From 42 to 49 seconds, the raccoon is shown playing the ukulele with the koi fish swimming around it. The video concludes with a screen displaying "Video generated with Amazon Novo Reel 1.1" and "Available in Amazon Bedrock" from 50 to 54 seconds, followed by the AWS logo from 55 to 57 seconds.
Twelvelabs can be easily integrated into applications using Amazon Bedrock Invoke API, which provides a uniform AI conversational interaction interface.
Here is an example of how to use AWS SDK for Python (Boto3) with Twelvelabs Pegasus:
import boto3
import json
import base64
AWS_REGION = "us-west-2"
MODEL_ID = "us.twelvelabs.pegasus-1-2-v1:0" # OR "eu.twelvelabs.pegasus-1-2-v1:0" if it is doing cross region inference in europe
VIDEO_PATH = "sample.mp4"
def read_file(file_path: str) -> str:
"""Read a file and return as base64 encoded string."""
try:
with open(file_path, 'rb') as file:
file_content = file.read()
return base64.b64encode(file_content).decode('utf-8')
except Exception as e:
raise Exception(f"Error reading file {file_path}: {str(e)}")
bedrock_runtime = boto3.client(
service_name="bedrock-runtime",
region_name=AWS_REGION
)
request_body = {
"inputPrompt": "tell me about the video",
"mediaSource": {
"base64String": read_file(VIDEO_PATH)
}
}
response = bedrock_runtime.invoke_model(
modelId=MODEL_ID,
body=json.dumps(request_body),
contentType="application/json",
accept="application/json"
)
response_body = json.loads(response('body').read())
print(json.dumps(response_body, indent=2))
Twelvelabs Marengo inserts 2.7 The model generates vector insertion from video, text, sound or input image.
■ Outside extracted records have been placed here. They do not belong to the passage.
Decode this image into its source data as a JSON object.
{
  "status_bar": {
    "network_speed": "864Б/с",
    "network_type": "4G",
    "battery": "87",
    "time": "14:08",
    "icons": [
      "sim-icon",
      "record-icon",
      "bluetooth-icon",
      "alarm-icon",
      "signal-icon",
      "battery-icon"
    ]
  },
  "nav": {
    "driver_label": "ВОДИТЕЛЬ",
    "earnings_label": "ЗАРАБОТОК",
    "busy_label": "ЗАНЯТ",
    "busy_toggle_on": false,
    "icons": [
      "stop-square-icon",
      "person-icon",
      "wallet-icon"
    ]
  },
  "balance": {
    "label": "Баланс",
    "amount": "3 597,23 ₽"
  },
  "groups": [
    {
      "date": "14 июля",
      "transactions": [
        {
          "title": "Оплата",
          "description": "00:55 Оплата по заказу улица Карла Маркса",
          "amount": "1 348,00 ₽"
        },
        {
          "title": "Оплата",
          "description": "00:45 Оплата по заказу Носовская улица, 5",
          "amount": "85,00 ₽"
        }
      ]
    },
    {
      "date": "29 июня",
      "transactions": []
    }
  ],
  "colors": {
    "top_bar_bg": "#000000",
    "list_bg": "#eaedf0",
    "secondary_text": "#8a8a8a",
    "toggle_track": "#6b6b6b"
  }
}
These insertion can be used to search for similarity, clustering and other machine learning tasks (ML). Asynchronous inference model via the Startsyncinvoke API subsoil.
For a video source, you can ask for the JSON format for Twelvelabs Marengo embedded model 2.7 using StartAsyncInvoke
API.
{
"modelId": "twelvelabs.marengo-embed-2-7-v1:0",
"modelInput": {
"inputType": "video",
"mediaSource": {
"s3Location": {
"uri": "s3://your-video-object-s3-path",
"bucketOwner": "your-video-object-s3-bucket-owner-account"
}
}
},
"outputDataConfig": {
"s3OutputDataConfig": {
"s3Uri": "s3://your-bucket-name"
}
}
}
You can get a response delivered to the S3.
{
"embedding": (0.345, -0.678, 0.901, ...),
"embeddingOption": "visual-text",
"startSec": 0.0,
"endSec": 5.0
}
If you want to get started, check out a wide range of code examples for multiple uses and a number of programming languages. If you want to know more, visit Twelvelabs Pegasus 1.2 and Twelvelabs Marengo insert 2.7 into AWS documentation.
Now available
Today, Twelvelabs are generally in Amazon in Amazon: Marengo in the US East (N. Virginia), Europe (Ireland) and Asia Pacific (Soul) and the Pegasus in the US in the West (Oregon) and Europe (Ireland) accessible between US and European regions. For future updates, see the entire Region list. If you want to learn more, visit the Amazon Bedrock website on the Amazon Bedrock page and Amazon Bedrock Pricking.
Try Twelvelabs on Amazon Bedrock Console today and send AWS Re: Post for Amazon Bedrock or through the usual AWS support contacts.
– Channels
Updated 16 July 2025 – Revised images and part of the code.